Pour les spécialistes des voyages sahariens, c’est aussi l’expectative. Aucun élément ne donne de l’espoir à une relance du coming in (tourisme intérieur).
Les quelques voyagistes contactés avaient aussi misé sur une relance à l’international – avec des arrangements entre partenaires du bassin méditerranéen – afin d’amortir les effets de la pandémie sur leurs activités. Ce fut un désenchantement des plus amers : frontières terrestres et maritimes fermées, avions cloués au sol, ventes plombées par l’absence de visibilité.
La filière Hadj et Omra n’échappe pas à ce marasme. L’annonce de l’annulation du Hadj 2020 par les autorités Saoudiennes est ainsi venue mettre fin aux espoirs de certains agents de voyage spécialisés dans le tourisme religieux. Ce manque à gagner, estimé à plusieurs milliards de dinars, aura assurément des répercussions en termes d’emplois, de croissance et sur le maintien d’une activité soumise à de fortes pressions.
Certaines agences ont d’ailleurs déjà mis leurs personnels au chômage partiel en attendant des jours meilleurs.
Tous ne connaitront pourtant pas la mise au repos forcé. En effet, avec cette saison estivale compromise, des milliers d’emplois saisonniers sont en passe de finir au pilori. Particulièrement touchée par cette crise, les 20-40 ans s’apprêtent ainsi à venir gonfler un peu plus le bataillon des chômeurs algériens.
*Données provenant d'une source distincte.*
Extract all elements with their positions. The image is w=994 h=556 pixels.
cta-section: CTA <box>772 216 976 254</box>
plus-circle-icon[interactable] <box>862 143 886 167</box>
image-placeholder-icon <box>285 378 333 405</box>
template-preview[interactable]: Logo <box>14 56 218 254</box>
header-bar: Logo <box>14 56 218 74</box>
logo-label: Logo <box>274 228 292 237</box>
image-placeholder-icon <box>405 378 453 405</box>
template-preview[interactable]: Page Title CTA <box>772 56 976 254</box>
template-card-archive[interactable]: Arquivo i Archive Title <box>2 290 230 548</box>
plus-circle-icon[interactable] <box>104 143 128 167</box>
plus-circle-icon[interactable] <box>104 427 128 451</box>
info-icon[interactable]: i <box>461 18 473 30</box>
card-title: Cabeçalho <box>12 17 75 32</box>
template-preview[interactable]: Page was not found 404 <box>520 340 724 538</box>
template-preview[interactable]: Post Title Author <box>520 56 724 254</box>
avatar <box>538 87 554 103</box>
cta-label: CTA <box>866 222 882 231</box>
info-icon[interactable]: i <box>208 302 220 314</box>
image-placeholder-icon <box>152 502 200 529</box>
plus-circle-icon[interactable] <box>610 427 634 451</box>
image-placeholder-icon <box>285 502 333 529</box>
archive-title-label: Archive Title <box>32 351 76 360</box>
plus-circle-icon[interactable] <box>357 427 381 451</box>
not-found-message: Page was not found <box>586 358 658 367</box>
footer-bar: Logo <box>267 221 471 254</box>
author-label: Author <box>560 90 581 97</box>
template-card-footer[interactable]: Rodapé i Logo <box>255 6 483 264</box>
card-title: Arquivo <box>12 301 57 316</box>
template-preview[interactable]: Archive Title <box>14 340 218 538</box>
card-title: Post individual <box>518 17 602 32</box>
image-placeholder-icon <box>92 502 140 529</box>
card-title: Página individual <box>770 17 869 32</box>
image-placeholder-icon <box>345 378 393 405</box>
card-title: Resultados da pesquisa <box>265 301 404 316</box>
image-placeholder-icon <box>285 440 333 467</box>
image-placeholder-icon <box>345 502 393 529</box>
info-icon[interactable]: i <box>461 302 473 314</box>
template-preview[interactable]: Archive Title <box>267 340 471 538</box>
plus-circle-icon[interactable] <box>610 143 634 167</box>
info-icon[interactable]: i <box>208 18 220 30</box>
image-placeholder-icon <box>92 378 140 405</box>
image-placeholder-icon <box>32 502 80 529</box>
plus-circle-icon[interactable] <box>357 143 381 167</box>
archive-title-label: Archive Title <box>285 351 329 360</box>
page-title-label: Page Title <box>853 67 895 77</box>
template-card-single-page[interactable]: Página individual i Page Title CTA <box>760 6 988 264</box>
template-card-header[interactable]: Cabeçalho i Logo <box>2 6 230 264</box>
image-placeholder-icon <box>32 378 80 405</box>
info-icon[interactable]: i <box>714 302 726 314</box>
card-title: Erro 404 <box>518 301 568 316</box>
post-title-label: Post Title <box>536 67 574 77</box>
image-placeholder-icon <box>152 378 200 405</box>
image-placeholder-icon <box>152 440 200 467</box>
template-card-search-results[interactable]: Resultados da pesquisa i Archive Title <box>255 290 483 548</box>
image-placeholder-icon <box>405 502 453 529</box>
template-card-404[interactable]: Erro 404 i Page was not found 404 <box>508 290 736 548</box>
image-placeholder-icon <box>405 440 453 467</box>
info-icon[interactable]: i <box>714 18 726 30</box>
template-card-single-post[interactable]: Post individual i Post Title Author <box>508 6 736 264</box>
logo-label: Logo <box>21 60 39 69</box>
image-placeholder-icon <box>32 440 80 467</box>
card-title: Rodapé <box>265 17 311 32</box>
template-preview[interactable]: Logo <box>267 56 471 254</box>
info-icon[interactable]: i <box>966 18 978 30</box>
Un retour à la normale entre 2021 et 2023
Si l’on tente de se projeter un peu, l’année 2020 peut être dès maintenant considérée comme une année noire. Selon, Said Boukhelifa expert international en Tourisme, « l’amélioration n’interviendra pas avant le printemps 2021 ».
D’autres analystes paraissent sont moins optimistes. Pour eux, la lenteur de la relance et la reprise graduelle des activités ne permettront de retrouver le volume d’affaires d’antan que dans 3 ans, c’est à dire en 2023.
Chacun y va donc de ses supputations sur un état des lieux déjà chaotique depuis plus de 10 ans.
Les sorties médiatiques volontairement rassurantes du ministre du tourisme fraichement installé, Mohamed Hamidou, ne convint que très peu de personnes qui sont davantage préoccuper par l’urgence d’une faillite non annoncée.
Se regrouper ou disparaitre
Le cri de détresse de ces professionnels est inaudible. Pour certains, il faudra repenser la profession et se réorganiser en corporation afin de mieux défendre l’intérêt collectif. C’est le prix à payer pour ne pas disparaitre.
A ce titre, des webinars sont organisés autour de thématiques variées telles que l’état des lieux, la profession ou la manière de relancer le tourisme en Algérie. Ce genre d’initiatives fort louables viennent ainsi combler l’absence d’échanges et de débats avec la tutelle.
Cependant cette nouvelle approche – initiée par un groupe de voyagistes – ne sera utile que si elle débouche sur une plateforme de revendications suivie d’une réorganisation de la profession autour d’objectifs clairs et mutualisés.
Il en va de l’avenir de la filière car sur 3500 voyagistes moins de 10% sont affiliés à des organisations corporatistes. C’est encore plus criant chez les hôteliers dont à peine 8% sont membres de la Fédération nationale de l’hôtellerie (FNH).
Cette atomisation des acteurs du tourisme est un frein à la défense des intérêts de la profession. Elle est aussi un handicap pour peser auprès des pouvoirs publics.
Bon nombre d’opérateurs touristiques semblent enfin l’avoir compris. Pour preuve le leitmotiv qui revient souvent dans les conversations : « Organisons nous avant qu’il ne soit trop tard ».